The U.S. in recent years has implemented some significant environmental standards for power generation. These are part of an aggressive nationwide plan aimed at reducing harmful emissions and lessening the impact of these on citizens and the environment. This transition is both a costly and time consuming. The burden of these transitions will, of course, find their way back to consumers. Where energy companies have fallen short was in their reluctance to begin these transitions proactively, instead of waiting for federal mandates.

It is also important to consider that with these transitions that most U.S. utilities will look to transitioning existing coal-fueled plants with high-efficiency gas powered ones, something that could have real market impact, especially with our nation’s expanding resources from domestic shale plays.

When considering the recent spate of Canadian acquisitions of U.S. utilities, it is important to understand why we are such an attractive market for our northern neighbors. Canadian energy companies have fewer options at home for expansion and profit growth than their U.S. counterparts because of tighter regulations. At the same time, Canada’s energy buyers tend to have less expensive access to financing, which means the ability and willingness to pay more.

So what is the takeaway in all of this? Empire is doing what all utilities are doing, and these imminent shifts are far from unique to Oklahoma customers.
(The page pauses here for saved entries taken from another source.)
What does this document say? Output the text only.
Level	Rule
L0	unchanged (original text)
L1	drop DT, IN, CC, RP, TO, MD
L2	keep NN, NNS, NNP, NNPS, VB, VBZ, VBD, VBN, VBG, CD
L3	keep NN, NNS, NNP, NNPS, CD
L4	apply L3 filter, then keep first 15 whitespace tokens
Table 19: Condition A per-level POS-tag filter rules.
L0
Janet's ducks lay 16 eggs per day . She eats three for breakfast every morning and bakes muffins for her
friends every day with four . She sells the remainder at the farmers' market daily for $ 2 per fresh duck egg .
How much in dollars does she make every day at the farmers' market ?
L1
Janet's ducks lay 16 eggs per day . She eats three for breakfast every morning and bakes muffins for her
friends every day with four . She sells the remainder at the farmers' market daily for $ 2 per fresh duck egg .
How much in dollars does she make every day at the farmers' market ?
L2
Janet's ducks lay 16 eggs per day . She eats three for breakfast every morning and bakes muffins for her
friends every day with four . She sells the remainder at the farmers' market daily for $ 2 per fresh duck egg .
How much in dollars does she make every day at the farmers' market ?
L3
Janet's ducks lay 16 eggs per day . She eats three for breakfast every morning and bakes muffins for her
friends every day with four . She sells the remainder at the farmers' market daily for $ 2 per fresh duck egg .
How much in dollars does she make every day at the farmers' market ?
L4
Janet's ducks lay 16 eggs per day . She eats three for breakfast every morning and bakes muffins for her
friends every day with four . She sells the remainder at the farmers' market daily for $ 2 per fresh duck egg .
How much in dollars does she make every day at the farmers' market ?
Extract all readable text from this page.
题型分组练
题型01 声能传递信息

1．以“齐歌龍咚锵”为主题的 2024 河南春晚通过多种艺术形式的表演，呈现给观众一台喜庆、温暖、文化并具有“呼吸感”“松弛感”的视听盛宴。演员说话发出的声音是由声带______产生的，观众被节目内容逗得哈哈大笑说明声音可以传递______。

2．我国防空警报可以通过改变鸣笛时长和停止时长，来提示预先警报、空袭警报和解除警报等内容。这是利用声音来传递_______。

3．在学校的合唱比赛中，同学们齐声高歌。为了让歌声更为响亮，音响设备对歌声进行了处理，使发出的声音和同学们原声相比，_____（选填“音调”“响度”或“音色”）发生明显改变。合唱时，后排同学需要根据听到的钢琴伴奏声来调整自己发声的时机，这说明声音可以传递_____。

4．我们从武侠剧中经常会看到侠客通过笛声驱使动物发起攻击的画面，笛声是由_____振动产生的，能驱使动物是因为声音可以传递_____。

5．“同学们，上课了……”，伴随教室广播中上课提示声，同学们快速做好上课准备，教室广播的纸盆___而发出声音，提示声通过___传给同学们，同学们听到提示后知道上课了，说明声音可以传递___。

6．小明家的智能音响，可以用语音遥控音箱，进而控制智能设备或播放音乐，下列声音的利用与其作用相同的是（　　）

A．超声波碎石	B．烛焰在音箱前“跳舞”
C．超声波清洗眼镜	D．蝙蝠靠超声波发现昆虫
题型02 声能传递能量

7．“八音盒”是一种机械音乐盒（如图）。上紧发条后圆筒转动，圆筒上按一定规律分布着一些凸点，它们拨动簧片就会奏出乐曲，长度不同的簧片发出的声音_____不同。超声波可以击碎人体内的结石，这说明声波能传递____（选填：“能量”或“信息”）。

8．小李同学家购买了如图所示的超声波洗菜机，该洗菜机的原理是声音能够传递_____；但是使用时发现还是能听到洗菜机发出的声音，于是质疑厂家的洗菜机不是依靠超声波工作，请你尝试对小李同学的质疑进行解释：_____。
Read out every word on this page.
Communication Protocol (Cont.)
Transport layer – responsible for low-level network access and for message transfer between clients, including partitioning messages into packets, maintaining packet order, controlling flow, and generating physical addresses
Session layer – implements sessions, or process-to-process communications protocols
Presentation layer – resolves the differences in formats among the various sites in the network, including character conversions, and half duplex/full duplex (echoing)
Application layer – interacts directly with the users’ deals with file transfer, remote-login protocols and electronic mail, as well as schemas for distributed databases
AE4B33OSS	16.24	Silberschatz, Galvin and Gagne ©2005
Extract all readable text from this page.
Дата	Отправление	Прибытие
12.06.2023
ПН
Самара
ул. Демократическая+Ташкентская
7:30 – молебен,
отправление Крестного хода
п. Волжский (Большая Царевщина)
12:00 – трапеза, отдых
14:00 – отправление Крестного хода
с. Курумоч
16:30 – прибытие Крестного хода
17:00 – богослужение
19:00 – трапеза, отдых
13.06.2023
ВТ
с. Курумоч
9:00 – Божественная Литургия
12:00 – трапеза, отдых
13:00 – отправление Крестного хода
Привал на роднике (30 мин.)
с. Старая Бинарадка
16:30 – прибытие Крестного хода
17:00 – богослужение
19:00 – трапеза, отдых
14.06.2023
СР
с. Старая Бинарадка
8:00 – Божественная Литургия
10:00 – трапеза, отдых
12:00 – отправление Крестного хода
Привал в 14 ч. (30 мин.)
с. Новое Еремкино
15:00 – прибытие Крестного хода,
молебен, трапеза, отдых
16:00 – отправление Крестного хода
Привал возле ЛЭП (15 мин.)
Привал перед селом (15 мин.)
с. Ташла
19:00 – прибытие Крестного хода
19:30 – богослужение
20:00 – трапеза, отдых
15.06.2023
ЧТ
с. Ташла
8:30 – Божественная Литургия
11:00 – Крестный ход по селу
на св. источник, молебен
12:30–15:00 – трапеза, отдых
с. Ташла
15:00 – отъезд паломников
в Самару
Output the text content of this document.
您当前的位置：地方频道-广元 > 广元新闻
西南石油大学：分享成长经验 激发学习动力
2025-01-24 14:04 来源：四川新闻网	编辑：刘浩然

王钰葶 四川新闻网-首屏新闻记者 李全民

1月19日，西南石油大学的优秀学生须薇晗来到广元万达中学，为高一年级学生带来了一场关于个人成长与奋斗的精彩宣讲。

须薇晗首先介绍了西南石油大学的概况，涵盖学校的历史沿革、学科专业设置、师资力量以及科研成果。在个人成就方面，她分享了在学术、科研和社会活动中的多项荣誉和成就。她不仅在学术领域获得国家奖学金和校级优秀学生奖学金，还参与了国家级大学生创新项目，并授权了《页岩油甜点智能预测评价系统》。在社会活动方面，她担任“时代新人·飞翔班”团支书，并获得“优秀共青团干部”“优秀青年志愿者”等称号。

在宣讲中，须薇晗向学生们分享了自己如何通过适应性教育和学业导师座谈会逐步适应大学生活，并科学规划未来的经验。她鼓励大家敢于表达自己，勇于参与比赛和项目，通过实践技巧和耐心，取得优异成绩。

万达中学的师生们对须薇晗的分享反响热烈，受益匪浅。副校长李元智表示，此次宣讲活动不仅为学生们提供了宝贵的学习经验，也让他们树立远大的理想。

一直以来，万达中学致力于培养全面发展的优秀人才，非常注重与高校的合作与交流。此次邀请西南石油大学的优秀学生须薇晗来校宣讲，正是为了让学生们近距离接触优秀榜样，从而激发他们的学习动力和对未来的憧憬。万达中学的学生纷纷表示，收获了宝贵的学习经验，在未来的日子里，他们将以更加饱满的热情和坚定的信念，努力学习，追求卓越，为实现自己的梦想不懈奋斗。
There is a serious need for the very wide communication gap that makes these processes confusing and frustrating for customers, and sometimes more costly and time consuming for energy companies to be filled.

As we continue to transition away from traditional power generation, such as coal and foreign entities continue snapping up U.S. enterprises there is only one certainty – higher rates.

How and when those happens is where we need to come together, so consumers don’t feel gutted, and utilities don’t find themselves mired in bureaucracy.